Nos tempos de Salazar, houve uma literatura de
resistência ao regime chamado de ditadura, que punha a nu, persistentemente, os
contrastes sociais, numa absurda dicotomia entre o Bem e o Mal, entre
os do bem-estar e da exploração e os que os serviam na humilhação da
ignorância, da servilidade e da sua miséria de explorados. Uma literatura de
pesadelo, desses ledores – ou não (a moda conta muito também)– de Marx, em que
a virtude se punha do lado dos tristes, por vezes revoltados, os maus no seu
papel prepotente, sendo os juízos de valor, condenatórios do regime, sempre
subjacentes às suas intrigas ficcionais, de natural escassez de criatividade e
originalidade. E, afinal, de honestidade crítica, numa generalização de ataque,
que ignorou tanto das realizações dos tempos de Salazar, quer no
desenvolvimento material, quer na própria elevação das classes sociais, pela
instrução libertadora, embora dentro de princípios de rigidez e convenção que,
aliás, eram conceitos da época, dado que a liberalização dos costumes viria com
o progresso, em toda a parte. Quanto ao nosso analfabetismo, ele é mais antigo
do que a Sé de Braga, Salazar tinha costas largas, coitado, para abarcar mais
essa responsabilidade de ter votado o povo à incultura.
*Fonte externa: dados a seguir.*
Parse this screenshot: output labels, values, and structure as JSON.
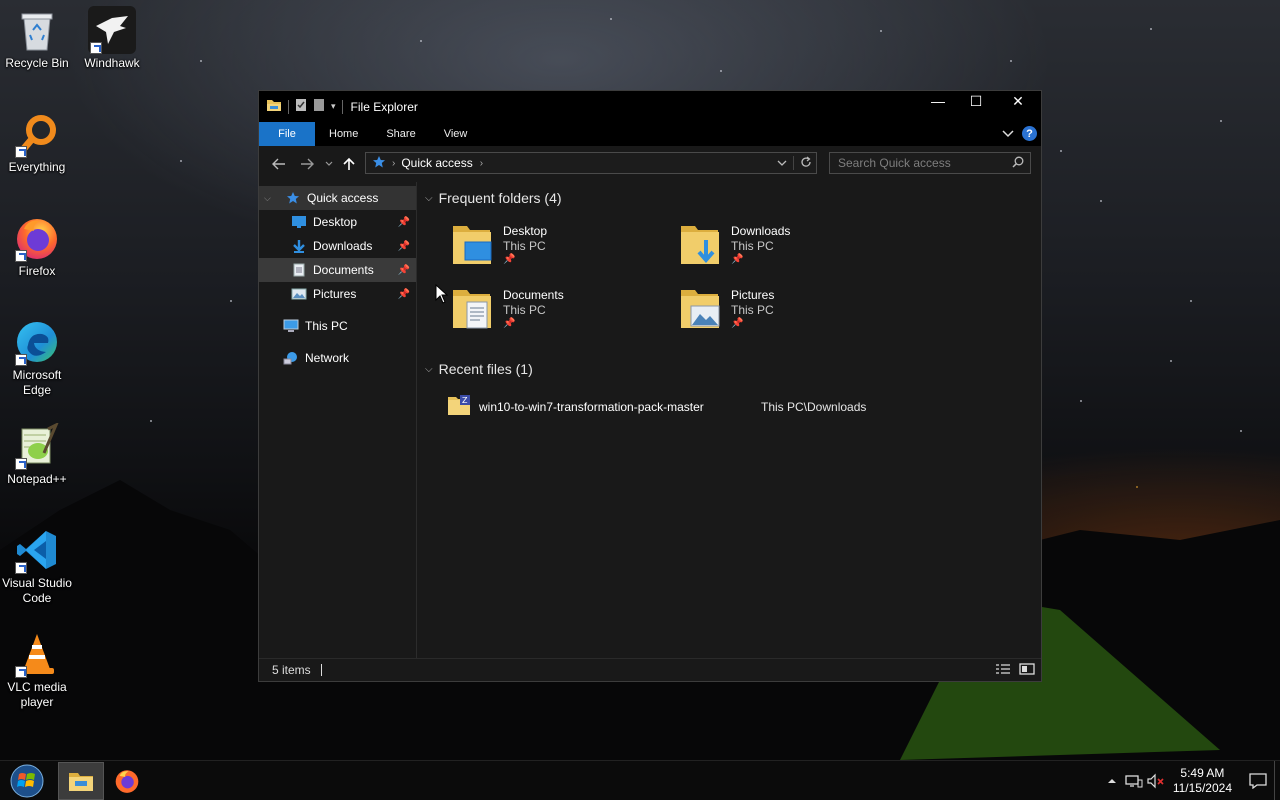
{
  "desktop": {
    "icons": [
      {
        "label": "Recycle Bin",
        "icon": "recycle-bin-icon"
      },
      {
        "label": "Windhawk",
        "icon": "windhawk-icon"
      },
      {
        "label": "Everything",
        "icon": "everything-search-icon"
      },
      {
        "label": "Firefox",
        "icon": "firefox-icon"
      },
      {
        "label": "Microsoft Edge",
        "icon": "edge-icon"
      },
      {
        "label": "Notepad++",
        "icon": "notepadpp-icon"
      },
      {
        "label": "Visual Studio Code",
        "icon": "vscode-icon"
      },
      {
        "label": "VLC media player",
        "icon": "vlc-icon"
      }
    ]
  },
  "explorer": {
    "title": "File Explorer",
    "window_controls": {
      "minimize": "—",
      "maximize": "☐",
      "close": "✕"
    },
    "ribbon_tabs": [
      "File",
      "Home",
      "Share",
      "View"
    ],
    "help": "?",
    "address": {
      "crumb": "Quick access"
    },
    "search": {
      "placeholder": "Search Quick access"
    },
    "nav": {
      "quick_access": "Quick access",
      "items": [
        {
          "label": "Desktop",
          "icon": "desktop-folder-icon",
          "pinned": true
        },
        {
          "label": "Downloads",
          "icon": "downloads-folder-icon",
          "pinned": true
        },
        {
          "label": "Documents",
          "icon": "documents-folder-icon",
          "pinned": true
        },
        {
          "label": "Pictures",
          "icon": "pictures-folder-icon",
          "pinned": true
        }
      ],
      "this_pc": "This PC",
      "network": "Network"
    },
    "frequent": {
      "heading": "Frequent folders (4)",
      "folders": [
        {
          "name": "Desktop",
          "location": "This PC"
        },
        {
          "name": "Downloads",
          "location": "This PC"
        },
        {
          "name": "Documents",
          "location": "This PC"
        },
        {
          "name": "Pictures",
          "location": "This PC"
        }
      ]
    },
    "recent": {
      "heading": "Recent files (1)",
      "files": [
        {
          "name": "win10-to-win7-transformation-pack-master",
          "path": "This PC\\Downloads"
        }
      ]
    },
    "status": {
      "items": "5 items"
    }
  },
  "taskbar": {
    "clock": {
      "time": "5:49 AM",
      "date": "11/15/2024"
    },
    "tray_icons": [
      "chevron-up-icon",
      "network-icon",
      "volume-muted-icon",
      "notification-icon"
    ]
  },
  "colors": {
    "accent": "#1a73c8",
    "window_bg": "#191919",
    "titlebar": "#000000"
  }
}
A democracia libertária, virando do avesso os
princípios de contenção e educação, trouxe o ruído, o espalhafato, o despudor, o
vale-tudo da indisciplina sem as normas de respeito a valores que dantes eram
sagrados – entre os quais o do aforismo “o seu a seu dono”, que
escandalosamente quebramos para alcançarmos o que não obteríamos a não ser usurpando.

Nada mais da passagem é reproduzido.